This disclosure relates generally to search engines, and more particularly to an enhanced adaptive random tree framework to find segments of a population with different scorecard models containing locally optimized score weights.
Traditional manual techniques for segmenting a population, i.e. for dividing a population into pools of similar risks, for example, can involve a general process called “tree building.” Tree building relates to organizing each member of the population according to a criteria, where branches are formed of members having similar departures from the criteria. Members of the population can be accounts, transactions, persons, etc.

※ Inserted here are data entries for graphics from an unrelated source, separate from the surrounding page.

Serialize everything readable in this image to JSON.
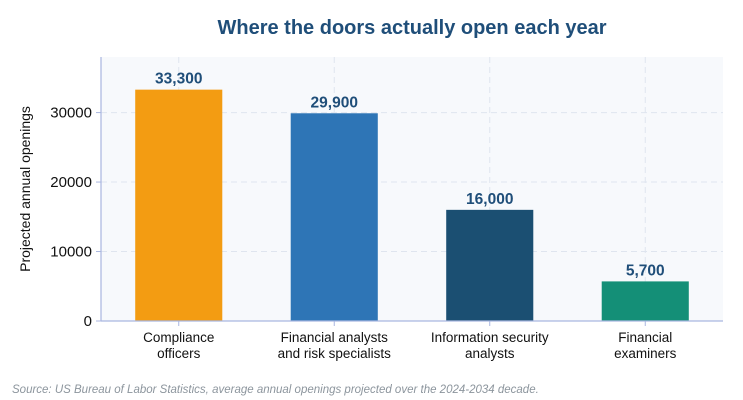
{
  "chart_data": {
    "type": "bar",
    "title": "Where the doors actually open each year",
    "ylabel": "Projected annual openings",
    "xlabel": "",
    "categories": [
      [
        "Compliance",
        "officers"
      ],
      [
        "Financial analysts",
        "and risk specialists"
      ],
      [
        "Information security",
        "analysts"
      ],
      [
        "Financial",
        "examiners"
      ]
    ],
    "values": [
      33300,
      29900,
      16000,
      5700
    ],
    "value_labels": [
      "33,300",
      "29,900",
      "16,000",
      "5,700"
    ],
    "bar_colors": [
      "#f39c12",
      "#2e75b6",
      "#1b4f72",
      "#148f77"
    ],
    "yticks": [
      0,
      10000,
      20000,
      30000
    ],
    "ylim": [
      0,
      38000
    ],
    "grid": true,
    "source": "Source: US Bureau of Labor Statistics, average annual openings projected over the 2024-2034 decade."
  },
  "colors": {
    "title": "#1f4e79",
    "value_label": "#1f4e79",
    "plot_bg": "#f7f9fc",
    "axis": "#a9b6e0",
    "grid": "#dfe5ef"
  }
}
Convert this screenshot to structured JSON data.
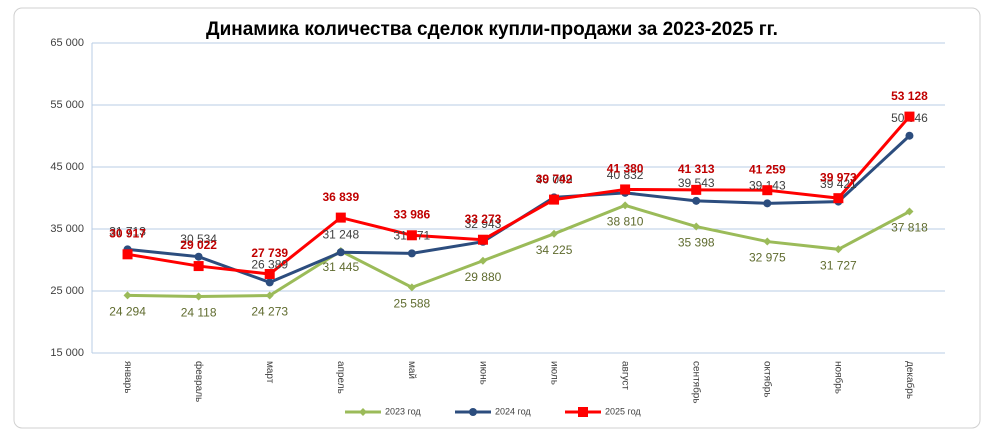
{
  "chart_data": {
    "type": "line",
    "title": "Динамика количества сделок купли-продажи за 2023-2025 гг.",
    "categories": [
      "январь",
      "февраль",
      "март",
      "апрель",
      "май",
      "июнь",
      "июль",
      "август",
      "сентябрь",
      "октябрь",
      "ноябрь",
      "декабрь"
    ],
    "series": [
      {
        "name": "2023 год",
        "color": "#9bbb59",
        "values": [
          24294,
          24118,
          24273,
          31445,
          25588,
          29880,
          34225,
          38810,
          35398,
          32975,
          31727,
          37818
        ],
        "value_labels": [
          "24 294",
          "24 118",
          "24 273",
          "31 445",
          "25 588",
          "29 880",
          "34 225",
          "38 810",
          "35 398",
          "32 975",
          "31 727",
          "37 818"
        ]
      },
      {
        "name": "2024 год",
        "color": "#2c4d7e",
        "values": [
          31713,
          30534,
          26389,
          31248,
          31071,
          32943,
          40099,
          40832,
          39543,
          39143,
          39421,
          50046
        ],
        "value_labels": [
          "31 713",
          "30 534",
          "26 389",
          "31 248",
          "31 071",
          "32 943",
          "40 099",
          "40 832",
          "39 543",
          "39 143",
          "39 421",
          "50 046"
        ]
      },
      {
        "name": "2025 год",
        "color": "#ff0000",
        "values": [
          30917,
          29022,
          27739,
          36839,
          33986,
          33273,
          39742,
          41380,
          41313,
          41259,
          39973,
          53128
        ],
        "value_labels": [
          "30 917",
          "29 022",
          "27 739",
          "36 839",
          "33 986",
          "33 273",
          "39 742",
          "41 380",
          "41 313",
          "41 259",
          "39 973",
          "53 128"
        ]
      }
    ],
    "ylim": [
      15000,
      65000
    ],
    "yticks": [
      {
        "value": 15000,
        "label": "15 000"
      },
      {
        "value": 25000,
        "label": "25 000"
      },
      {
        "value": 35000,
        "label": "35 000"
      },
      {
        "value": 45000,
        "label": "45 000"
      },
      {
        "value": 55000,
        "label": "55 000"
      },
      {
        "value": 65000,
        "label": "65 000"
      }
    ],
    "grid": true,
    "legend": "bottom"
  }
}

The traditional techniques make branch-by-branch decisions. For instance, these techniques start with an entire population of accounts, and analyzes all the potential “splitter” variables (e.g. income, number of trade lines, average balance, etc.) to first find the one splitter that results in the greatest increase in divergence, i.e. “predictive power”—for the whole population. The best splits of the resulting subpopulations are sequentially determined “locally” down through the growing tree, using only the information from each subpopulation to be split. The subpopulations are iteratively divided until the leaf nodes contain too little data, i.e. consuming data until none is left.
These techniques overlook valuable information embedded in other parts of the tree, however. Analysts must then spend significant time evaluating all possible splits for each of the cascading series of subpopulations in an effort to improve the predictive power of the system.